Thursday, 28 April 2016

Brief for part III (& a bit of debrief from part II)

And so here we go for part III. 
It's so bloody hard to try and put into words what the last 40 days have been like. 

If you recall, the first time I went to Greece to volunteer in Lesbos it was September. When I returned in December I was thoroughly burn out. I didn't leave my pijamas for 2 weeks, barely left bed, didn't see any friends or family. I eventually had to, when Christmas came, but the inner struggle was ripping me apart. As I said, it's hard to explain, but I think anyone that has gone through burn out understands the lethargy, the feeling of not being able to get up and get on with life. 

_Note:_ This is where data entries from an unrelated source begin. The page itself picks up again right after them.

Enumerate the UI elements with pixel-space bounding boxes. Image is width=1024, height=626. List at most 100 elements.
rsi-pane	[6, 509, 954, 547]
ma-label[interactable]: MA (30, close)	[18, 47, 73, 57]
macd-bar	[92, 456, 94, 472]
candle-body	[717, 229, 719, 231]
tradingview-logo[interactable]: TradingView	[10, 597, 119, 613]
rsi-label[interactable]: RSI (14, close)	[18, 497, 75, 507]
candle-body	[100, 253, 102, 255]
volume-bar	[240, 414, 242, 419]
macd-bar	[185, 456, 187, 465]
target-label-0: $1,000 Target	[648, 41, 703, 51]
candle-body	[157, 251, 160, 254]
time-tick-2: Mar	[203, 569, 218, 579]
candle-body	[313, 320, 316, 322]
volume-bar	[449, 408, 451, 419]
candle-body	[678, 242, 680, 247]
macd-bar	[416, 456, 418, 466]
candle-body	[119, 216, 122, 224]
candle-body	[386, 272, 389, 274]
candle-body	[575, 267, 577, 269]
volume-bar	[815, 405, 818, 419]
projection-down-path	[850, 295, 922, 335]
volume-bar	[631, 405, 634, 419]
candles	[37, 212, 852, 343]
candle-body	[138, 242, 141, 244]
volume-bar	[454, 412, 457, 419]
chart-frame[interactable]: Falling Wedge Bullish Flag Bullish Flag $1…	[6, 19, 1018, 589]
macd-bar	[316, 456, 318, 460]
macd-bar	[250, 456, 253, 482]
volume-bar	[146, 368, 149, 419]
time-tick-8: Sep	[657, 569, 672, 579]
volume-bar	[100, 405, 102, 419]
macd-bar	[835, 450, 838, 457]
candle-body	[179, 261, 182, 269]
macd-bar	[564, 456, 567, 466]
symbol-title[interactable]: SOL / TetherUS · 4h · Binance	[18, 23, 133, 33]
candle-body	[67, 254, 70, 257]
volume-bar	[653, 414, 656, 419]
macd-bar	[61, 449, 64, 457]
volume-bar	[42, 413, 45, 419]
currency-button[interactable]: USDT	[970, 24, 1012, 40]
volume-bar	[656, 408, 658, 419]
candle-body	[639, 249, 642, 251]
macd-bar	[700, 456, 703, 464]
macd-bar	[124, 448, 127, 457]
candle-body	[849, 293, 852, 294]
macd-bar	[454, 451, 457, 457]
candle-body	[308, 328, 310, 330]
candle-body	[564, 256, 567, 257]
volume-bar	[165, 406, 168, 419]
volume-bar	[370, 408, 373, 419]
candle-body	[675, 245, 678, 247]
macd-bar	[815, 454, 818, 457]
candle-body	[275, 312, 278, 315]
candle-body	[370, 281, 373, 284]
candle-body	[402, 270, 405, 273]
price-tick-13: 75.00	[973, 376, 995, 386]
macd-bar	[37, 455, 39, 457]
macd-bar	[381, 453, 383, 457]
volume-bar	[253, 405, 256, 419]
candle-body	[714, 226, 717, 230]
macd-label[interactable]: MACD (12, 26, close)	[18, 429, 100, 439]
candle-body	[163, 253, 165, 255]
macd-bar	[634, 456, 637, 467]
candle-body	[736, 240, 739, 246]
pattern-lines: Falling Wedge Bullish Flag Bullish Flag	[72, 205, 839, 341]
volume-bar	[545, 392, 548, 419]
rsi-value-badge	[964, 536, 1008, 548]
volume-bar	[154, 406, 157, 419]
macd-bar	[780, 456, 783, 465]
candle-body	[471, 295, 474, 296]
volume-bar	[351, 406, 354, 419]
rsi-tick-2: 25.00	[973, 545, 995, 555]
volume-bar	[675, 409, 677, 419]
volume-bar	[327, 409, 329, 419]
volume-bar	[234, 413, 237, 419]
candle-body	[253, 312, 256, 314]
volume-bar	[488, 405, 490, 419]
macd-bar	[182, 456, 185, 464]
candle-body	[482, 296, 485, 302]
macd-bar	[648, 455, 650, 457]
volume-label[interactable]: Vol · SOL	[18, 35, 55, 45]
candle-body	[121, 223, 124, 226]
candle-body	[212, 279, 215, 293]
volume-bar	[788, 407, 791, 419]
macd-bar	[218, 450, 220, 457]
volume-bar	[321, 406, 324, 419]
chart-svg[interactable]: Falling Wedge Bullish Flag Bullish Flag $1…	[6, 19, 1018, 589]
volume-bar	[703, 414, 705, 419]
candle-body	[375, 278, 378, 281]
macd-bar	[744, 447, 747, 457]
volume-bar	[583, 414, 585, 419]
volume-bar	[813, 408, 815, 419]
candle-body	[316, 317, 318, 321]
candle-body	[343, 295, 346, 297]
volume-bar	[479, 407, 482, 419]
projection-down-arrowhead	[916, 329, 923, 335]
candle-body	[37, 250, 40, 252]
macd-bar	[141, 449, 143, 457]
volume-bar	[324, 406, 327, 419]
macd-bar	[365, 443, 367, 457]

When I was preparing to return home for the 2nd time after being in Greece for two months, I told myself I wouldn't let this happen again. I was burn out, yes, but I would fix it. I signed up for work shifts even before I left Lesbos. I made a point of asking to do breakfast shifts at the restaurant where I work, so I could get up early and (maybe) have a productive day. I was determined to not go back to the mental state I was in December. I signed up for counselling a few days after returning. This has proven one of the best decisions I've ever made. I was assigned to someone that has questioned me on why I don't dedicate time to my wellbeing and taught me how to do it. I've spent the last 40 days preparing for the next time I return to Greece, which is tomorrow. 

I've read books, I've done online courses, me and Jack have spent many dozens of hours talking about how will we take better care of ourselves this time. You will probably be surprised to learn that our "preparation" goes from "how can we eat more healthy?" to "did I pack enough clothes to go out for a drink?". I would have probably twisted my nose if I heard this is how people prepare to go and work at a refugee camp. But... the thing is... If I don't take care of myself, how will I take care of others? In the last few months I've heard things I never thought I would hear. Specially those coming from children. Bombs, kidnapping, raping, ... these words weren't part of my day to day vocabulary until very recently. I'm still processing this mess. 

I've found some amazing resources lately, but I believe the most helpful of them all has been Jessica Alexander's book Chasing Chaos
Jessica starts by talking about her time in Rwanda but I swear that if you changed the name to Lesbos I would say she was telling my story. The struggles about fitting in or making friends with colleagues, the cynicism after a few weeks of working in the field, she even says she didn't leave her house for days on when the returned! It made me feel so much better about what I was going through, knowing that this is the same process to everyone. To know it's not just me questioning my motives for doing what I do, for getting upset with all the "you're so wonderful" messages because really, I feel like I do an unimportant job. 
I rarely tell people what to do, but if you are considering a career in humanitarian work or thinking about volunteering (in Lesbos or somewhere else), please read this book. Humanitarian work is messy, it fails, it's hard to tell when it succeeds. But you need to know that before you start. I can't believe I knew so little when I first went to Lesbos. 

I'll leave you with one of my favourite quotes from the book (although I have underlined half of it)


As you can see, I am ignoring thinking about what really is happening at Moria Refuge Camp. there's nothing I can do to help as I am home, so I am leaving the time to worry for when I'm there.